А кто не весь – тот на посадку уже заходит.
Из Еревана.

Евреи же деликатны.
Дышат в затылок, заглядывают в ЭКГ.
Ковыряют в блюдце, звякая ампулами.
Оч-чень ответственны.

А таджики, как входишь, встают поголовно.

Битые проститутки.
Все, как одна, медсёстры.
Все, как одна, в зонах конфликтов.

Мальчишеские мечты: стать капитаном, биться за справедливость…
Что ни ханыга – то боец Моторолы!
Что ни обрыган – то командир АПЛ!

Профессура.
– Не-е, – с усмешкой, – врач «Скорой» – это не специальность!
А приедешь к такому и – чётко:
– Коллега… коллега…

Пожалуй, только бабы с членом ещё не видел на вызовах.
Не теряю надежды.

Один за другим:
Брутальный мачо.
Кубики пресса, серьга, бритый зад и подмышки.
Кинокритик.
Невзрачный шпендик, худоба с лысиной.
Вертолётчик, Герой Союза, ветеран заварух по всему миру.
Ровесники.

Притон гомосеков.
Воочию.
Как в говно вляпался.

Кстати, о говне.
Ввалились в лифт, под ноги не посмотрев.
Два бинта извели на оттирку.

Шестнадцать лет.
Джазовый гений.
Показалось, что умирает.
Разубедили.
Дали рекомендации, открыли дверь.
– Постойте, это что, всё, что ли?

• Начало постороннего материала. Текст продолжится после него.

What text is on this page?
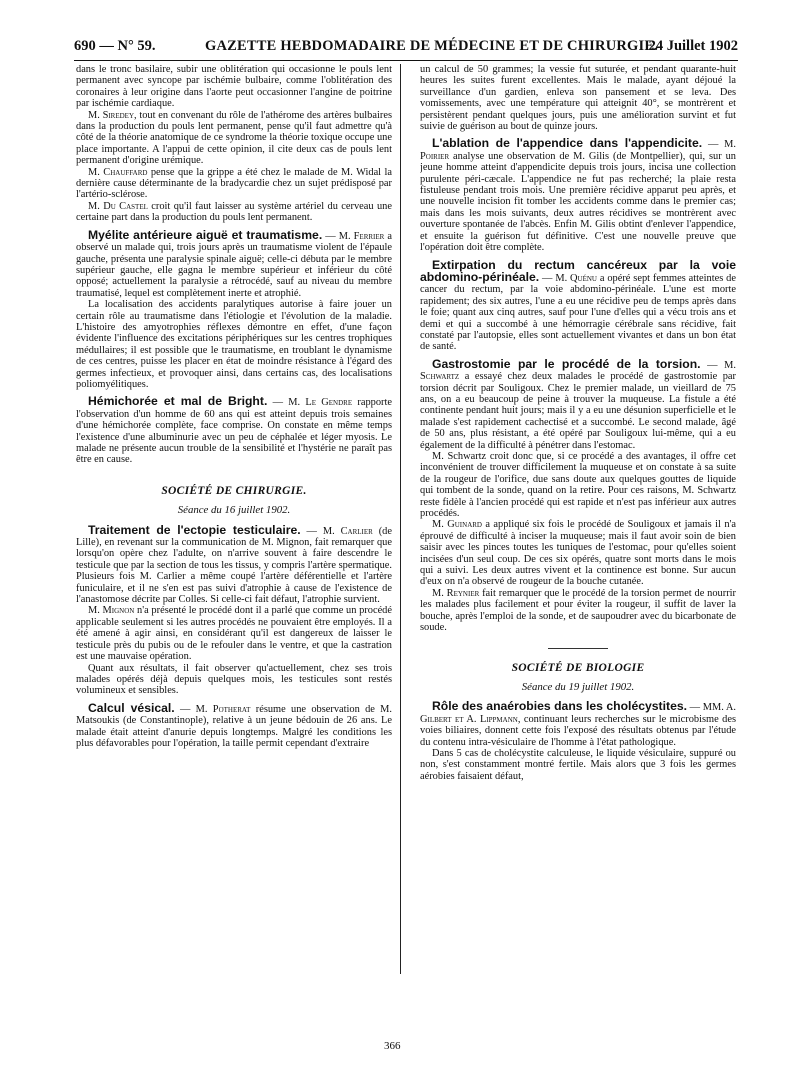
690 — N° 59.	GAZETTE HEBDOMADAIRE DE MÉDECINE ET DE CHIRURGIE.
24 Juillet 1902

dans le tronc basilaire, subir une oblitération qui occasionne le pouls lent permanent avec syncope par ischémie bulbaire, comme l'oblitération des coronaires à leur origine dans l'aorte peut occasionner l'angine de poitrine par ischémie cardiaque.

M. Siredey, tout en convenant du rôle de l'athérome des artères bulbaires dans la production du pouls lent permanent, pense qu'il faut admettre qu'à côté de la théorie anatomique de ce syndrome la théorie toxique occupe une place importante. A l'appui de cette opinion, il cite deux cas de pouls lent permanent d'origine urémique.

M. Chauffard pense que la grippe a été chez le malade de M. Widal la dernière cause déterminante de la bradycardie chez un sujet prédisposé par l'artério-sclérose.

M. Du Castel croit qu'il faut laisser au système artériel du cerveau une certaine part dans la production du pouls lent permanent.

Myélite antérieure aiguë et traumatisme. — M. Ferrier a observé un malade qui, trois jours après un traumatisme violent de l'épaule gauche, présenta une paralysie spinale aiguë; celle-ci débuta par le membre supérieur gauche, elle gagna le membre supérieur et inférieur du côté opposé; actuellement la paralysie a rétrocédé, sauf au niveau du membre traumatisé, lequel est complètement inerte et atrophié.

La localisation des accidents paralytiques autorise à faire jouer un certain rôle au traumatisme dans l'étiologie et l'évolution de la maladie. L'histoire des amyotrophies réflexes démontre en effet, d'une façon évidente l'influence des excitations périphériques sur les centres trophiques médullaires; il est possible que le traumatisme, en troublant le dynamisme de ces centres, puisse les placer en état de moindre résistance à l'égard des germes infectieux, et provoquer ainsi, dans certains cas, des localisations poliomyélitiques.

Hémichorée et mal de Bright. — M. Le Gendre rapporte l'observation d'un homme de 60 ans qui est atteint depuis trois semaines d'une hémichorée complète, face comprise. On constate en même temps l'existence d'une albuminurie avec un peu de céphalée et léger myosis. Le malade ne présente aucun trouble de la sensibilité et l'hystérie ne paraît pas être en cause.

SOCIÉTÉ DE CHIRURGIE.
Séance du 16 juillet 1902.

Traitement de l'ectopie testiculaire. — M. Carlier (de Lille), en revenant sur la communication de M. Mignon, fait remarquer que lorsqu'on opère chez l'adulte, on n'arrive souvent à faire descendre le testicule que par la section de tous les tissus, y compris l'artère spermatique. Plusieurs fois M. Carlier a même coupé l'artère déférentielle et l'artère funiculaire, et il ne s'en est pas suivi d'atrophie à cause de l'existence de l'anastomose décrite par Colles. Si celle-ci fait défaut, l'atrophie survient.

M. Mignon n'a présenté le procédé dont il a parlé que comme un procédé applicable seulement si les autres procédés ne pouvaient être employés. Il a été amené à agir ainsi, en considérant qu'il est dangereux de laisser le testicule près du pubis ou de le refouler dans le ventre, et que la castration est une mauvaise opération.

Quant aux résultats, il fait observer qu'actuellement, chez ses trois malades opérés déjà depuis quelques mois, les testicules sont restés volumineux et sensibles.

Calcul vésical. — M. Potherat résume une observation de M. Matsoukis (de Constantinople), relative à un jeune bédouin de 26 ans. Le malade était atteint d'anurie depuis longtemps. Malgré les conditions les plus défavorables pour l'opération, la taille permit cependant d'extraire

un calcul de 50 grammes; la vessie fut suturée, et pendant quarante-huit heures les suites furent excellentes. Mais le malade, ayant déjoué la surveillance d'un gardien, enleva son pansement et se leva. Des vomissements, avec une température qui atteignit 40°, se montrèrent et persistèrent pendant quelques jours, puis une amélioration survint et fut suivie de guérison au bout de quinze jours.

L'ablation de l'appendice dans l'appendicite. — M. Poirier analyse une observation de M. Gilis (de Montpellier), qui, sur un jeune homme atteint d'appendicite depuis trois jours, incisa une collection purulente péri-cæcale. L'appendice ne fut pas recherché; la plaie resta fistuleuse pendant trois mois. Une première récidive apparut peu après, et une nouvelle incision fit tomber les accidents comme dans le premier cas; mais dans les mois suivants, deux autres récidives se montrèrent avec ouverture spontanée de l'abcès. Enfin M. Gilis obtint d'enlever l'appendice, et ensuite la guérison fut définitive. C'est une nouvelle preuve que l'opération doit être complète.

Extirpation du rectum cancéreux par la voie abdomino-périnéale. — M. Quénu a opéré sept femmes atteintes de cancer du rectum, par la voie abdomino-périnéale. L'une est morte rapidement; des six autres, l'une a eu une récidive peu de temps après dans le foie; quant aux cinq autres, sauf pour l'une d'elles qui a vécu trois ans et demi et qui a succombé à une hémorragie cérébrale sans récidive, fait constaté par l'autopsie, elles sont actuellement vivantes et dans un bon état de santé.

Gastrostomie par le procédé de la torsion. — M. Schwartz a essayé chez deux malades le procédé de gastrostomie par torsion décrit par Souligoux. Chez le premier malade, un vieillard de 75 ans, on a eu beaucoup de peine à trouver la muqueuse. La fistule a été continente pendant huit jours; mais il y a eu une désunion superficielle et le malade s'est rapidement cachectisé et a succombé. Le second malade, âgé de 50 ans, plus résistant, a été opéré par Souligoux lui-même, qui a eu également de la difficulté à pénétrer dans l'estomac.

M. Schwartz croit donc que, si ce procédé a des avantages, il offre cet inconvénient de trouver difficilement la muqueuse et on constate à sa suite de la rougeur de l'orifice, due sans doute aux quelques gouttes de liquide qui tombent de la sonde, quand on la retire. Pour ces raisons, M. Schwartz reste fidèle à l'ancien procédé qui est rapide et n'est pas inférieur aux autres procédés.

M. Guinard a appliqué six fois le procédé de Souligoux et jamais il n'a éprouvé de difficulté à inciser la muqueuse; mais il faut avoir soin de bien saisir avec les pinces toutes les tuniques de l'estomac, pour qu'elles soient incisées d'un seul coup. De ces six opérés, quatre sont morts dans le mois qui a suivi. Les deux autres vivent et la continence est bonne. Sur aucun d'eux on n'a observé de rougeur de la bouche cutanée.

M. Reynier fait remarquer que le procédé de la torsion permet de nourrir les malades plus facilement et pour éviter la rougeur, il suffit de laver la bouche, après l'emploi de la sonde, et de saupoudrer avec du bicarbonate de soude.

SOCIÉTÉ DE BIOLOGIE
Séance du 19 juillet 1902.

Rôle des anaérobies dans les cholécystites. — MM. A. Gilbert et A. Lippmann, continuant leurs recherches sur le microbisme des voies biliaires, donnent cette fois l'exposé des résultats obtenus par l'étude du contenu intra-vésiculaire de l'homme à l'état pathologique.

Dans 5 cas de cholécystite calculeuse, le liquide vésiculaire, suppuré ou non, s'est constamment montré fertile. Mais alors que 3 fois les germes aérobies faisaient défaut,

366
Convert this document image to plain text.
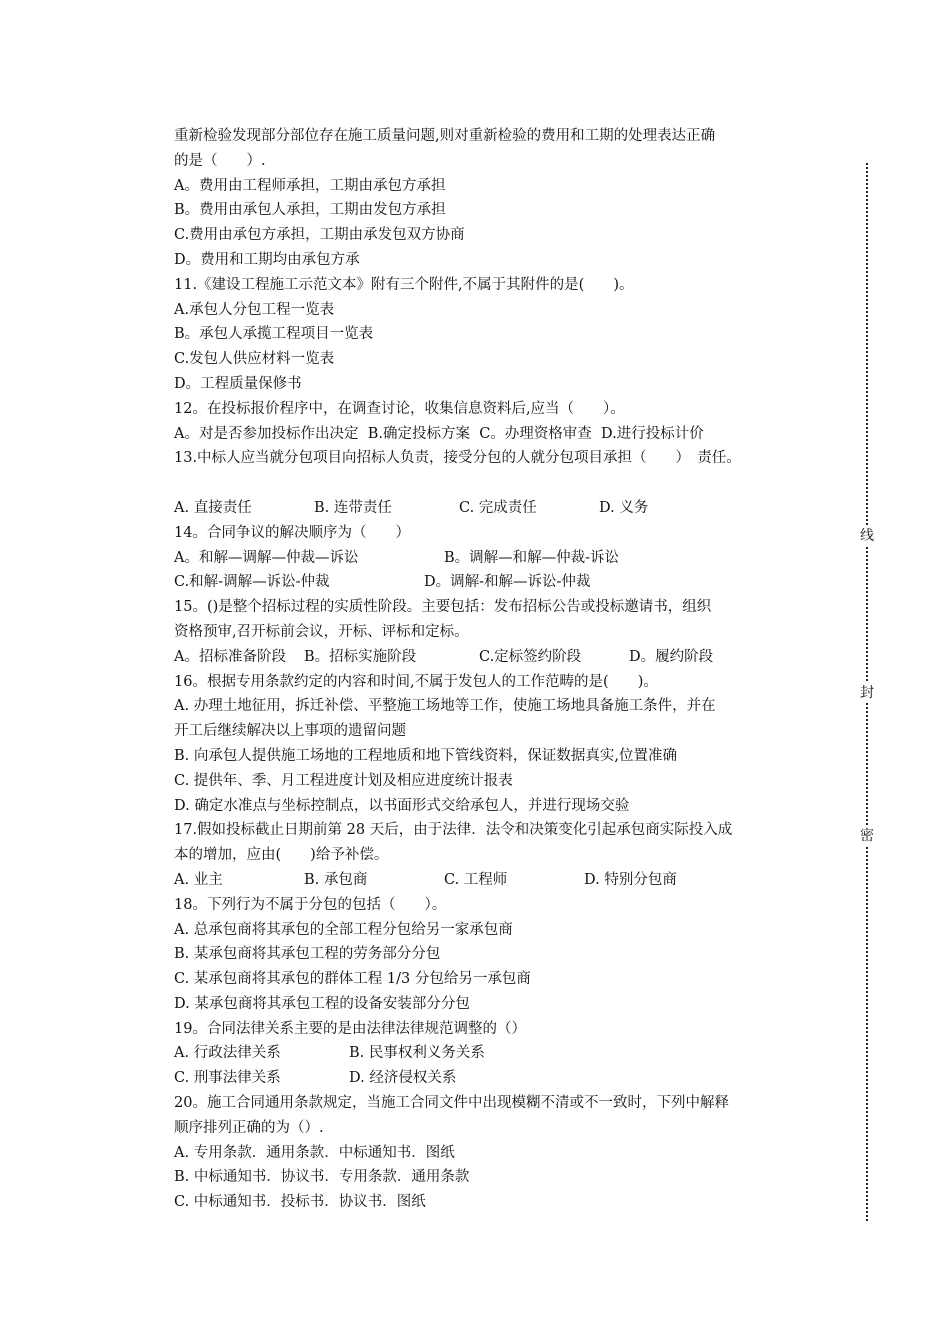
重新检验发现部分部位存在施工质量问题,则对重新检验的费用和工期的处理表达正确
的是（　　）.
A。费用由工程师承担，工期由承包方承担
B。费用由承包人承担，工期由发包方承担
C.费用由承包方承担，工期由承发包双方协商
D。费用和工期均由承包方承
11.《建设工程施工示范文本》附有三个附件,不属于其附件的是(　　)。
A.承包人分包工程一览表
B。承包人承揽工程项目一览表
C.发包人供应材料一览表
D。工程质量保修书
12。在投标报价程序中，在调查讨论，收集信息资料后,应当（　　）。
A。对是否参加投标作出决定 B.确定投标方案 C。办理资格审查 D.进行投标计价
13.中标人应当就分包项目向招标人负责，接受分包的人就分包项目承担（　　）　责任。
A. 直接责任	B. 连带责任	C. 完成责任	D. 义务
14。合同争议的解决顺序为（　　）
A。和解—调解—仲裁—诉讼	B。调解—和解—仲裁-诉讼
C.和解-调解—诉讼-仲裁	D。调解-和解—诉讼-仲裁
15。()是整个招标过程的实质性阶段。主要包括：发布招标公告或投标邀请书，组织
资格预审,召开标前会议，开标、评标和定标。
A。招标准备阶段 B。招标实施阶段	C.定标签约阶段	D。履约阶段
16。根据专用条款约定的内容和时间,不属于发包人的工作范畴的是(　　)。
A. 办理土地征用，拆迁补偿、平整施工场地等工作，使施工场地具备施工条件，并在
开工后继续解决以上事项的遗留问题
B. 向承包人提供施工场地的工程地质和地下管线资料，保证数据真实,位置准确
C. 提供年、季、月工程进度计划及相应进度统计报表
D. 确定水准点与坐标控制点，以书面形式交给承包人，并进行现场交验
17.假如投标截止日期前第 28 天后，由于法律．法令和决策变化引起承包商实际投入成
本的增加，应由(　　)给予补偿。
A. 业主	B. 承包商	C. 工程师	D. 特别分包商
18。下列行为不属于分包的包括（　　）。
A. 总承包商将其承包的全部工程分包给另一家承包商
B. 某承包商将其承包工程的劳务部分分包
C. 某承包商将其承包的群体工程 1/3 分包给另一承包商
D. 某承包商将其承包工程的设备安装部分分包
19。合同法律关系主要的是由法律法律规范调整的（）
A. 行政法律关系	B. 民事权利义务关系
C. 刑事法律关系	D. 经济侵权关系
20。施工合同通用条款规定，当施工合同文件中出现模糊不清或不一致时，下列中解释
顺序排列正确的为（）.
A. 专用条款．通用条款．中标通知书．图纸
B. 中标通知书．协议书．专用条款．通用条款
C. 中标通知书．投标书．协议书．图纸
线
封
密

Не-е-ет, я вас не отпускаю…

37,5º
10:30
Участкового?
Фиг!
– Не ваше дело! Кого хочу, того вызываю.
Этот постарше – двадцать.

37,1º
Болит горло.
Вторую неделю.
– Я не знаю, где у нас поликлиника…
Совсем взрослый – двадцать один.

Госпитализация.
Два вопроса.
– Надолго?
Это больной.
– А обратно вы отвезёте?
Это сопровождающий.
«…посему ссаные тряпки, коими Вы, милостивые государи, иного лекаря намерение гнать имели, благоволите надеть обратно и, гордыню свою зело обуздав, пребывать далее в мире и кротости, не искушая Провидения Божьего, бо в руце Онаго и живот и смертия всякоей твари быть имеет по Воле Его».